One other point: if the lower court grants a stay, and the Supreme Court decides to let that stay remain in place, that will not signal much. That is not a whole lot different from a denial of certiorari. If the lower courts have denied the stay, and it is the United States that comes to the Court seeking one, what the Court does will say much more. Either it will be denying the request of the Solicitor General merely to allow the constitutional provisions of the Act to be implemented pending the ultimate resolution of the constitutionality of the individual mandate, or it will be reaching down to grant a stay when it was denied by the lower courts. Either of these would be a decent signal--although obviously not dispositive--of what the justices think of the states' claims on the merits. 

All very interesting.   

Monday, January 31, 2011

How Judge Vinson's decision might force the Supreme Court to show its hand

Perhaps this remains a long shot. But Judge Vinson's decision to hold that the minimum essential coverage provision is unseverable from the rest of the Act, and thus that the entire ACA is unconstitutional, might have set a series of events in motion that could force the Supreme Court to show its hand--or at least part of it--sooner rather than later.
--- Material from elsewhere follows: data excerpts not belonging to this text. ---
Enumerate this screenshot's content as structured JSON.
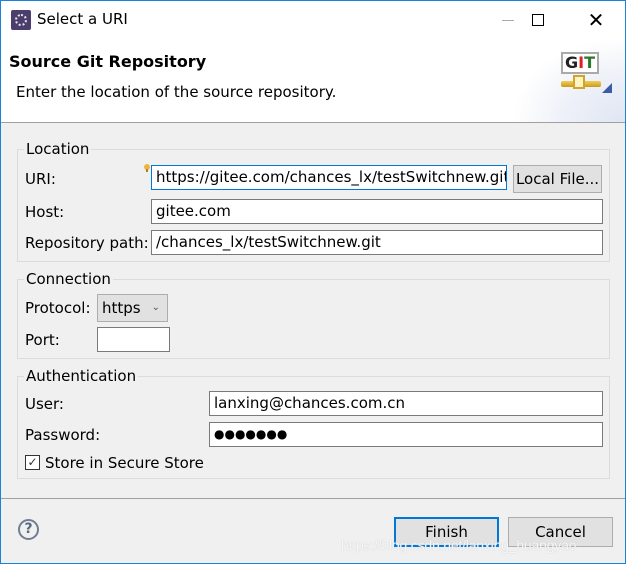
{
  "window": {
    "title": "Select a URI",
    "controls": {
      "minimize": "—",
      "maximize": "☐",
      "close": "✕"
    }
  },
  "header": {
    "title": "Source Git Repository",
    "description": "Enter the location of the source repository.",
    "logo": {
      "g": "G",
      "i": "I",
      "t": "T"
    }
  },
  "location": {
    "legend": "Location",
    "uri_label": "URI:",
    "uri_value": "https://gitee.com/chances_lx/testSwitchnew.git",
    "local_file_button": "Local File...",
    "host_label": "Host:",
    "host_value": "gitee.com",
    "repo_path_label": "Repository path:",
    "repo_path_value": "/chances_lx/testSwitchnew.git"
  },
  "connection": {
    "legend": "Connection",
    "protocol_label": "Protocol:",
    "protocol_value": "https",
    "port_label": "Port:",
    "port_value": ""
  },
  "authentication": {
    "legend": "Authentication",
    "user_label": "User:",
    "user_value": "lanxing@chances.com.cn",
    "password_label": "Password:",
    "password_mask": "●●●●●●●",
    "store_label": "Store in Secure Store",
    "store_checked": true,
    "check_glyph": "✓"
  },
  "footer": {
    "help_glyph": "?",
    "finish_button": "Finish",
    "cancel_button": "Cancel"
  },
  "watermark": "https://blog.csdn.net/lanxing_huangyao"
}
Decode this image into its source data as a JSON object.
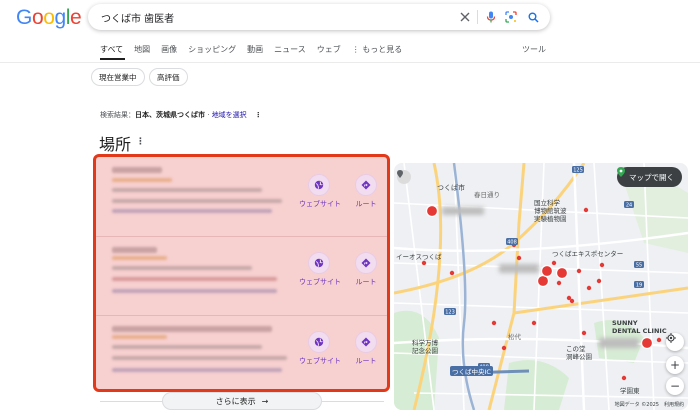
{
  "header": {
    "logo": [
      "G",
      "o",
      "o",
      "g",
      "l",
      "e"
    ],
    "logo_colors": [
      "#4285F4",
      "#EA4335",
      "#FBBC05",
      "#4285F4",
      "#34A853",
      "#EA4335"
    ],
    "query": "つくば市 歯医者"
  },
  "tabs": [
    "すべて",
    "地図",
    "画像",
    "ショッピング",
    "動画",
    "ニュース",
    "ウェブ",
    "もっと見る"
  ],
  "tools_label": "ツール",
  "chips": [
    "現在営業中",
    "高評価"
  ],
  "results_info": {
    "prefix": "検索結果：",
    "location": "日本、茨城県つくば市",
    "sep": " · ",
    "link": "地域を選択"
  },
  "places": {
    "title": "場所",
    "listings": [
      {
        "website_label": "ウェブサイト",
        "route_label": "ルート"
      },
      {
        "website_label": "ウェブサイト",
        "route_label": "ルート"
      },
      {
        "website_label": "ウェブサイト",
        "route_label": "ルート"
      }
    ],
    "more_label": "さらに表示"
  },
  "map": {
    "open_label": "マップで開く",
    "labels": {
      "tsukuba_city": "つくば市",
      "kasuga": "春日通り",
      "museum": "国立科学\n博物館筑波\n実験植物園",
      "aeon": "イーオスつくば",
      "expo_center": "つくばエキスポセンター",
      "fuzoku": "科学万博\n記念公園",
      "matsushiro": "松代",
      "dokan": "この堂\n洞峰公園",
      "sunny": "SUNNY\nDENTAL CLINIC",
      "tsukuba_chuo": "つくば中央IC",
      "gakuen": "学園東",
      "copyright": "地図データ ©2025　利用規約"
    },
    "roads": [
      "125",
      "408",
      "123",
      "55",
      "24",
      "19",
      "408"
    ]
  },
  "colors": {
    "highlight_border": "#e3391b",
    "highlight_fill": "#f7d0d0",
    "action_text": "#6d35c2"
  }
}
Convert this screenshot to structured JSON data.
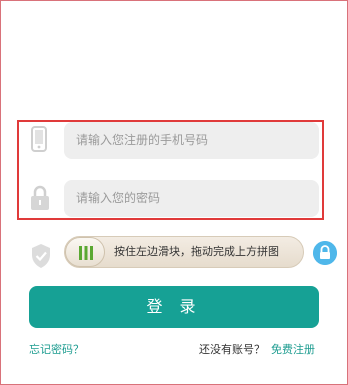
{
  "form": {
    "phone_placeholder": "请输入您注册的手机号码",
    "password_placeholder": "请输入您的密码"
  },
  "captcha": {
    "slider_hint": "按住左边滑块，拖动完成上方拼图"
  },
  "actions": {
    "login_label": "登 录",
    "forgot_label": "忘记密码？",
    "no_account_label": "还没有账号？",
    "register_label": "免费注册"
  },
  "icons": {
    "phone": "phone-icon",
    "lock": "lock-icon",
    "shield": "shield-icon",
    "slider_grip": "grip-icon",
    "refresh_lock": "lock-icon"
  },
  "colors": {
    "accent": "#16a195",
    "highlight_border": "#e03a3a",
    "link": "#1d9c90",
    "refresh_badge": "#4fb7ea"
  }
}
Given that a binding judicial order has now declared the entire Act unconstitutional, including scores of provisions that the federal government is currently implementing or enforcing, the United States will assuredly seek a stay of the mandate pending appeal. Indeed, the Department of Justice will likely seek such a stay from Judge Vinson himself, and if that is unsuccessful, from the United States Court of Appeals for the Eleventh Circuit.

I am inclined to think that either Judge Vinson or the Eleventh Circuit would grant such a stay. It is one thing to declare perhaps the most significant piece of legislation in a generation unconstitutional. But it is something else still to call to a complete halt any implementation of the perfectly constitutional aspects of that law based on the unconstitutionality of a single (albeit quite important) component of the Act that will not take effect for 35 months.

But stranger things have happened. And if neither Judge Vinson nor the Eleventh Circuit grant the stay, there would remain only one other place to turn: the Supreme Court.

Of course, the question as to whether a stay pending appeal is appropriate is legally distinct from whether Judge Vinson's underlying decision was correct. A justice could well vote to grant the stay while ultimately voting to declare the ACA unconstitutional. But the two are not entirely unrelated, either. Moreover, the political spotlight on the Court would be intense, potentially leading the justices to act a bit differently--knowing that, however they act, it will be understood as a signal as to how they are apt to ultimately decide the matter.

Again, I do not think this scenario is terribly likely. It is more probable that the United States gets a stay from a lower court. But the chances of the matter getting to the Supreme Court are non-trivial. And if it does, we might have a much better idea, and quite soon, of what the justices think about the ACA.